Conospermum densiflorum, commonly known as crown smokebush, is a species of flowering plant in the family Proteaceae and is endemic to the south-west of Western Australia. It is an erect, much-branched shrub with thread-like leaves at the base of the plant, and spikes or corymbs of velvety, cream-coloured or blue, tube-shaped flowers.

==Description==
Conospermum densiflorum is an erect, much-branched shrub that typically grows to a height of up to 0.3–1 m. It has thread-like leaves 12–65 mm long and 0.25–0.6 mm wide at the base of the plant. The flowers are arranged in spikes or corymbs on a peduncle 170–640 mm long. The bracteoles are lance-shaped, 5–12 mm long and 1–3 mm wide, sometimes with scattered, golden hairs. The perianth is cream-coloured or blue, forming a tube 3.5–6 mm long. The upper lip is egg-shaped, 2.0–3.5 mm long and 2.0–2.5 mm wide, the lower lip joined for 1.0–1.5 mm long with narrowly oblong lobes 2–4 mm long. Flowering depends on subspecies, and the fruit is a nut 2.0–2.6 mm long and 1.5–2.0 mm wide and orange, with velvety hairs.

==Taxonomy==
Conospermum densiflorum was first formally described in 1839 by John Lindley in his A Sketch of the Vegetation of the Swan River Colony. The specific epithet (densiflorum) means 'dense-flowered'.

In 1995, Eleanor Marion Bennett described subsp. unicephalatum in the Flora of Australia, and the name, and that of the autonym are accepted by the Australian Plant Census:
- Conospermum densiflorum Lindl. subsp. densiflorum (the autonym) has flowers arranged in a corymb of spikes and flowers from September to December or January.
- Conospermum densiflorum subsp. unicephalatum E.M.Benn. has flowers arranged in a spike at the ends of branches and flowers from September to November.

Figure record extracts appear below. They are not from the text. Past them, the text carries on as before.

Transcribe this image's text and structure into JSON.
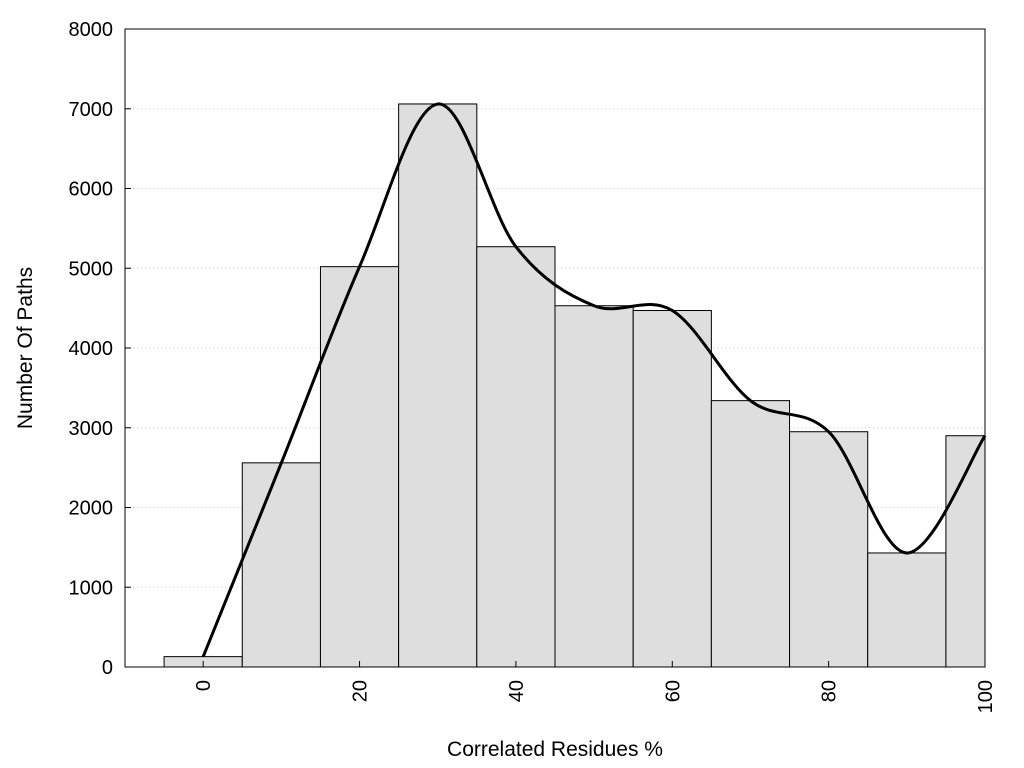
{
  "chart_data": {
    "type": "bar",
    "title": "",
    "xlabel": "Correlated Residues %",
    "ylabel": "Number Of Paths",
    "xlim": [
      -10,
      100
    ],
    "ylim": [
      0,
      8000
    ],
    "x_ticks": [
      0,
      20,
      40,
      60,
      80,
      100
    ],
    "y_ticks": [
      0,
      1000,
      2000,
      3000,
      4000,
      5000,
      6000,
      7000,
      8000
    ],
    "bin_width": 10,
    "bars": [
      {
        "x": 0,
        "value": 130
      },
      {
        "x": 10,
        "value": 2560
      },
      {
        "x": 20,
        "value": 5020
      },
      {
        "x": 30,
        "value": 7060
      },
      {
        "x": 40,
        "value": 5270
      },
      {
        "x": 50,
        "value": 4530
      },
      {
        "x": 60,
        "value": 4470
      },
      {
        "x": 70,
        "value": 3340
      },
      {
        "x": 80,
        "value": 2950
      },
      {
        "x": 90,
        "value": 1430
      },
      {
        "x": 100,
        "value": 2900
      }
    ],
    "grid": "horizontal-dotted",
    "smooth_curve": true,
    "colors": {
      "bar_fill": "#dedede",
      "bar_stroke": "#000000",
      "curve": "#000000",
      "grid": "#cccccc"
    }
  }
}
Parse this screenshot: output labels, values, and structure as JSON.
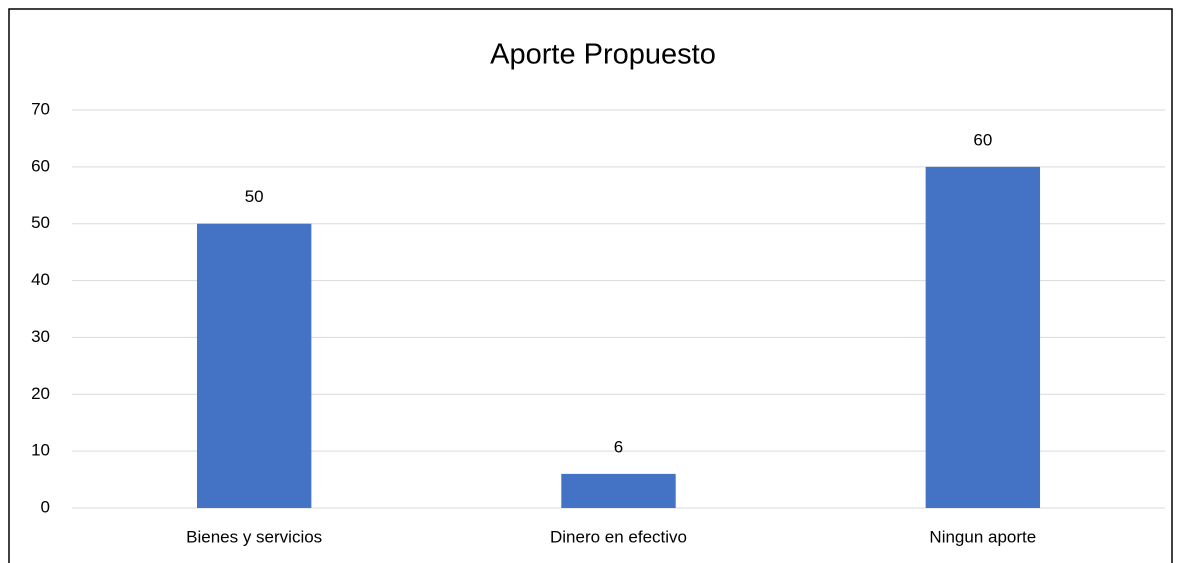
{
  "chart_data": {
    "type": "bar",
    "title": "Aporte Propuesto",
    "categories": [
      "Bienes y servicios",
      "Dinero en efectivo",
      "Ningun aporte"
    ],
    "values": [
      50,
      6,
      60
    ],
    "color": "#4472c4",
    "ylim": [
      0,
      70
    ],
    "yticks": [
      0,
      10,
      20,
      30,
      40,
      50,
      60,
      70
    ],
    "grid": true
  }
}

==Distribution and habitat==
Conospermum densiflorum subsp. densiflorum is widely distributed between Perth and Jurien Bay in the Avon Wheatbelt, Geraldton Sandplains and Jarrah Forest bioregions of south-western Western Australia where it is found in low-lying areas in gravelly-clay soils, often over laterite. Subspecies unicephalatum occurs between Gingin and Moora in the Avon Wheatbelt, Jarrah Forest and Swan Coastal Plain bioregions.

==Conservation status==
Subspecies densiflorum is list as "not threatened" by the Government of Western Australia Department of Biodiversity, Conservation and Attractions, but subsp. unicephalatum is listed as threatened.